Although you may use non-graphical elements for multiple reasons, it is likely that the most common elements you instanciate will be graphical elements. As said below, only graphical elements blit themselves on the screen, while ghost elements blit their children. In what follows, we will use the word 'element' to denote graphical element.

Instanciating elements

The difference between an element and a non-graphical element is that the former has a pygame surface, that is ready at anytime for blitting. However, this surface is not produced right at the element's declaration - the surface is built only at the my_element.finish() call, for performance reasons. Indeed, imagine you need to produce a large amount of elements, each one needing a special graphical treatment: you will instanciate the elements, then tell them how their surface must look like, and then finally build the surface only when all its determining parameters are set. If not, you would produce twice the surfaces of each element ; and if some children also have a special graphical treatment, they would be produced four times, and so on. This could result in dramatical performances since the surface building can often be a bottlneck. For this reason a graphical element is created in two steps:

Always call finish method of elements instanciated from a constructor.
A graphical element is created in two steps for performance reasons:
  1. Declaration: my_element = thorpy.MyElementClass(...)
  2. Finish: my_element.finish()
Eventually, you would precise some graphical parameters between the two steps. It is important to finish the elements you create as soon as possible, since any method of the element that needs one of its graphical components will fail if the element is not finished! However, you can modify how your elements look like at anytime before or after the finish call, though not the same way.

Note that ThorPy provides functions that returns ready-made elements, such as thorpy.make_button(...) or thorpy.make_text(...) ; if you get elements this way, you do not explicitely instanciate any element from a constructor, and so the above rule does not apply and you do not have to call the finish method.

Setting graphical properties

For advanced graphical operations, please see the documentation and the tutorial on advanced graphics.

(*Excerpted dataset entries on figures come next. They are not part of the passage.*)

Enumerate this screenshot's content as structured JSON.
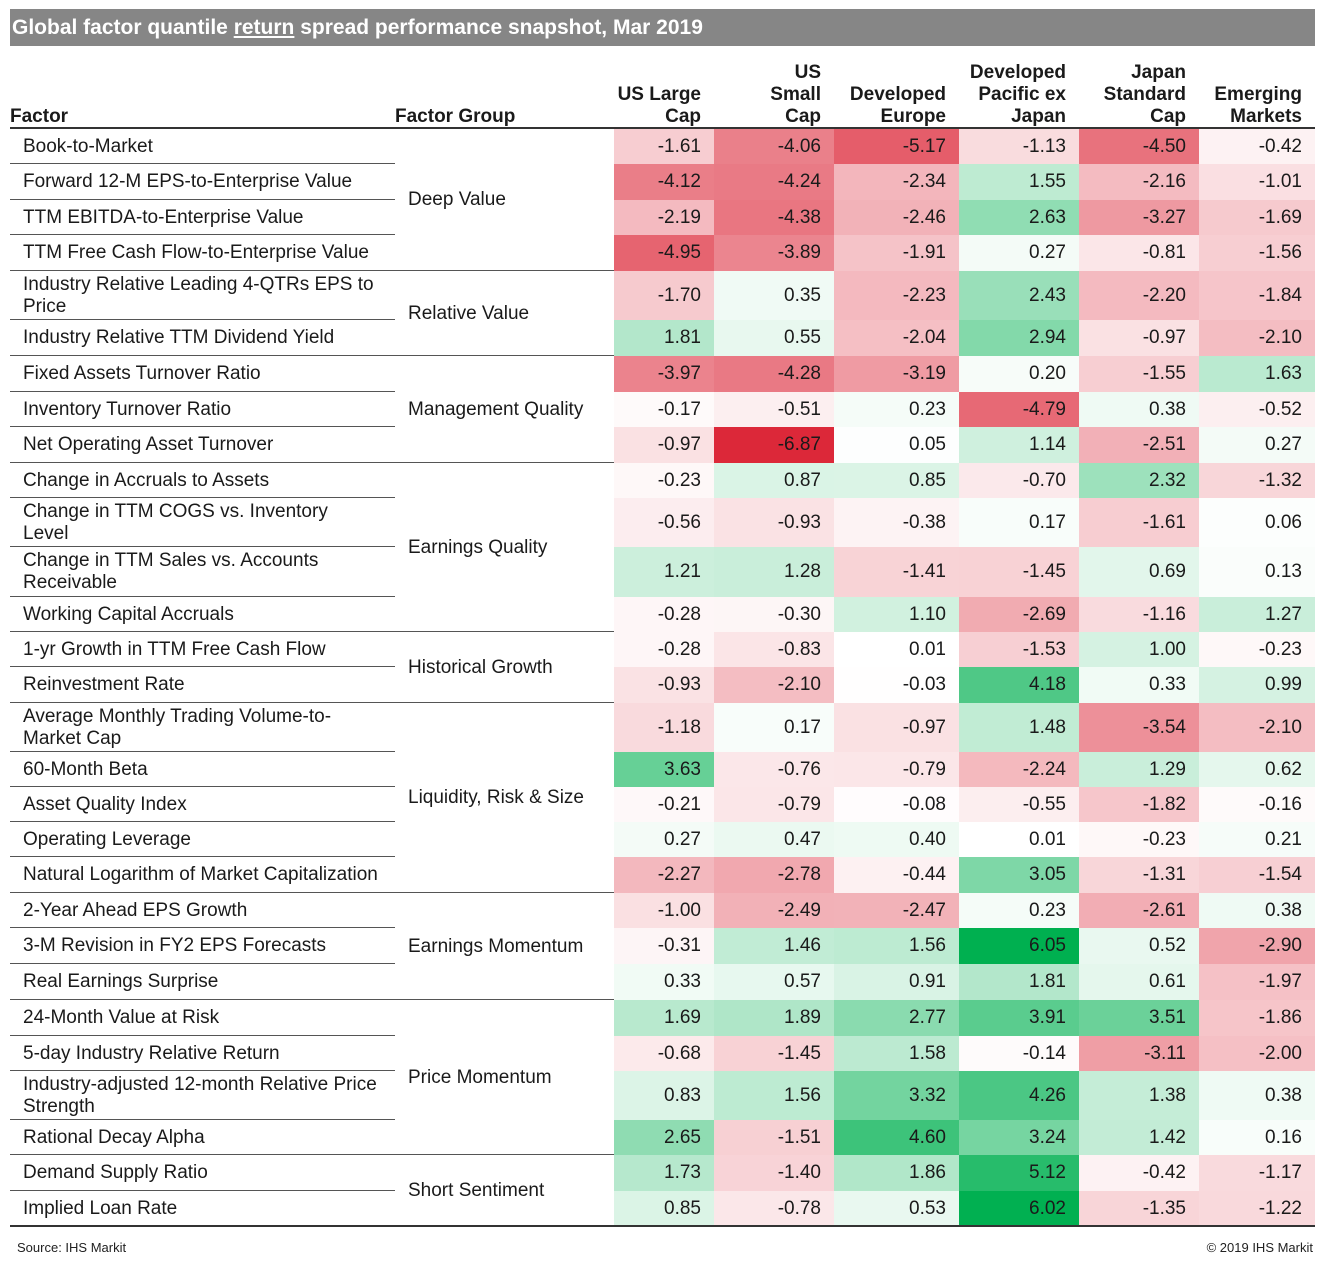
{
  "title": {
    "before": "Global factor quantile ",
    "underlined": "return",
    "after": " spread performance snapshot, Mar 2019"
  },
  "source": "Source: IHS Markit",
  "copyright": "© 2019 IHS Markit",
  "colors": {
    "title_bg": "#868686",
    "negative": "#dc2839",
    "positive": "#00b050",
    "neutral": "#ffffff"
  },
  "chart_data": {
    "type": "table",
    "column_headers": {
      "factor": "Factor",
      "group": "Factor Group",
      "regions": [
        [
          "US Large",
          "Cap"
        ],
        [
          "US",
          "Small",
          "Cap"
        ],
        [
          "Developed",
          "Europe"
        ],
        [
          "Developed",
          "Pacific ex",
          "Japan"
        ],
        [
          "Japan",
          "Standard",
          "Cap"
        ],
        [
          "Emerging",
          "Markets"
        ]
      ]
    },
    "groups": [
      {
        "name": "Deep Value",
        "rows": [
          {
            "factor": "Book-to-Market",
            "values": [
              -1.61,
              -4.06,
              -5.17,
              -1.13,
              -4.5,
              -0.42
            ]
          },
          {
            "factor": "Forward 12-M EPS-to-Enterprise Value",
            "values": [
              -4.12,
              -4.24,
              -2.34,
              1.55,
              -2.16,
              -1.01
            ]
          },
          {
            "factor": "TTM EBITDA-to-Enterprise Value",
            "values": [
              -2.19,
              -4.38,
              -2.46,
              2.63,
              -3.27,
              -1.69
            ]
          },
          {
            "factor": "TTM Free Cash Flow-to-Enterprise Value",
            "values": [
              -4.95,
              -3.89,
              -1.91,
              0.27,
              -0.81,
              -1.56
            ]
          }
        ]
      },
      {
        "name": "Relative Value",
        "rows": [
          {
            "factor": "Industry Relative Leading 4-QTRs EPS to Price",
            "values": [
              -1.7,
              0.35,
              -2.23,
              2.43,
              -2.2,
              -1.84
            ]
          },
          {
            "factor": "Industry Relative TTM Dividend Yield",
            "values": [
              1.81,
              0.55,
              -2.04,
              2.94,
              -0.97,
              -2.1
            ]
          }
        ]
      },
      {
        "name": "Management Quality",
        "rows": [
          {
            "factor": "Fixed Assets Turnover Ratio",
            "values": [
              -3.97,
              -4.28,
              -3.19,
              0.2,
              -1.55,
              1.63
            ]
          },
          {
            "factor": "Inventory Turnover Ratio",
            "values": [
              -0.17,
              -0.51,
              0.23,
              -4.79,
              0.38,
              -0.52
            ]
          },
          {
            "factor": "Net Operating Asset Turnover",
            "values": [
              -0.97,
              -6.87,
              0.05,
              1.14,
              -2.51,
              0.27
            ]
          }
        ]
      },
      {
        "name": "Earnings Quality",
        "rows": [
          {
            "factor": "Change in Accruals to Assets",
            "values": [
              -0.23,
              0.87,
              0.85,
              -0.7,
              2.32,
              -1.32
            ]
          },
          {
            "factor": "Change in TTM COGS vs. Inventory Level",
            "values": [
              -0.56,
              -0.93,
              -0.38,
              0.17,
              -1.61,
              0.06
            ]
          },
          {
            "factor": "Change in TTM Sales vs. Accounts Receivable",
            "values": [
              1.21,
              1.28,
              -1.41,
              -1.45,
              0.69,
              0.13
            ]
          },
          {
            "factor": "Working Capital Accruals",
            "values": [
              -0.28,
              -0.3,
              1.1,
              -2.69,
              -1.16,
              1.27
            ]
          }
        ]
      },
      {
        "name": "Historical Growth",
        "rows": [
          {
            "factor": "1-yr Growth in TTM Free Cash Flow",
            "values": [
              -0.28,
              -0.83,
              0.01,
              -1.53,
              1.0,
              -0.23
            ]
          },
          {
            "factor": "Reinvestment Rate",
            "values": [
              -0.93,
              -2.1,
              -0.03,
              4.18,
              0.33,
              0.99
            ]
          }
        ]
      },
      {
        "name": "Liquidity, Risk & Size",
        "rows": [
          {
            "factor": "Average Monthly Trading Volume-to-Market Cap",
            "values": [
              -1.18,
              0.17,
              -0.97,
              1.48,
              -3.54,
              -2.1
            ]
          },
          {
            "factor": "60-Month Beta",
            "values": [
              3.63,
              -0.76,
              -0.79,
              -2.24,
              1.29,
              0.62
            ]
          },
          {
            "factor": "Asset Quality Index",
            "values": [
              -0.21,
              -0.79,
              -0.08,
              -0.55,
              -1.82,
              -0.16
            ]
          },
          {
            "factor": "Operating Leverage",
            "values": [
              0.27,
              0.47,
              0.4,
              0.01,
              -0.23,
              0.21
            ]
          },
          {
            "factor": "Natural Logarithm of Market Capitalization",
            "values": [
              -2.27,
              -2.78,
              -0.44,
              3.05,
              -1.31,
              -1.54
            ]
          }
        ]
      },
      {
        "name": "Earnings Momentum",
        "rows": [
          {
            "factor": "2-Year Ahead EPS Growth",
            "values": [
              -1.0,
              -2.49,
              -2.47,
              0.23,
              -2.61,
              0.38
            ]
          },
          {
            "factor": "3-M Revision in FY2 EPS Forecasts",
            "values": [
              -0.31,
              1.46,
              1.56,
              6.05,
              0.52,
              -2.9
            ]
          },
          {
            "factor": "Real Earnings Surprise",
            "values": [
              0.33,
              0.57,
              0.91,
              1.81,
              0.61,
              -1.97
            ]
          }
        ]
      },
      {
        "name": "Price Momentum",
        "rows": [
          {
            "factor": "24-Month Value at Risk",
            "values": [
              1.69,
              1.89,
              2.77,
              3.91,
              3.51,
              -1.86
            ]
          },
          {
            "factor": "5-day Industry Relative Return",
            "values": [
              -0.68,
              -1.45,
              1.58,
              -0.14,
              -3.11,
              -2.0
            ]
          },
          {
            "factor": "Industry-adjusted 12-month Relative Price Strength",
            "values": [
              0.83,
              1.56,
              3.32,
              4.26,
              1.38,
              0.38
            ]
          },
          {
            "factor": "Rational Decay Alpha",
            "values": [
              2.65,
              -1.51,
              4.6,
              3.24,
              1.42,
              0.16
            ]
          }
        ]
      },
      {
        "name": "Short Sentiment",
        "rows": [
          {
            "factor": "Demand Supply Ratio",
            "values": [
              1.73,
              -1.4,
              1.86,
              5.12,
              -0.42,
              -1.17
            ]
          },
          {
            "factor": "Implied Loan Rate",
            "values": [
              0.85,
              -0.78,
              0.53,
              6.02,
              -1.35,
              -1.22
            ]
          }
        ]
      }
    ]
  }
}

Advanced graphical operations are ofthen done between the constructor and the finish call.

ThorPy provides several built-in methods for setting graphical properties of elements. Here is a few of them:

  • Scale element to its text content: my_element.scale_to_title(). Elements have a fixed default size that depends on their type. It is up to the user to indicates if the element has to change its size.
  • Set font color: my_element.set_font_color(color), with the color argument as a tuple.
  • Set font size: my_element.set_font_size(size).
  • Set image: my_element.set_image(surface), with a pygame surface as surface argument. Note that this do not adapt the size of the element if the new image is not of the same size as the previous one.
  • Set main color: my_element.set_main_color(color), with the color argument as a tuple. This ask the element's painter for producing a new image with the specified color argument.
  • Set size: my_element.set_size(size), with a 2-tuple as size argument.
  • Set text: my_element.set_text(text).

Size and Rects

For producing its image, an element calls its Painter and its Title, which are then combined by its Fusionner. Thus, an element possess a fus_rect in addition to its ghost_rect and storer_rect inherited from the non-graphical elements. Here is a summary of what all these rects correspond to.

  • Ghost rect: obtained via my_element.get_ghost_rect(). It is used by some reactions, for example to determine when an element is hovered by mouse.
  • Storer rect: obtained via my_element.get_storer_rect(). This is the 'domain' needed by the element when it is stored next to other elements. This rect is asked by the storers objects.
  • Fusionner rect: obtained via my_element.get_fus_rect(). This is the actual size of the element that you see on the screen. For this reason, this is also what you get by simply calling my_element.get_rect(). Note that for non-graphical elements, this returns the ghost rect.
If not specified, most of the elements will have by default the three rects initialized to the same size and at the same location.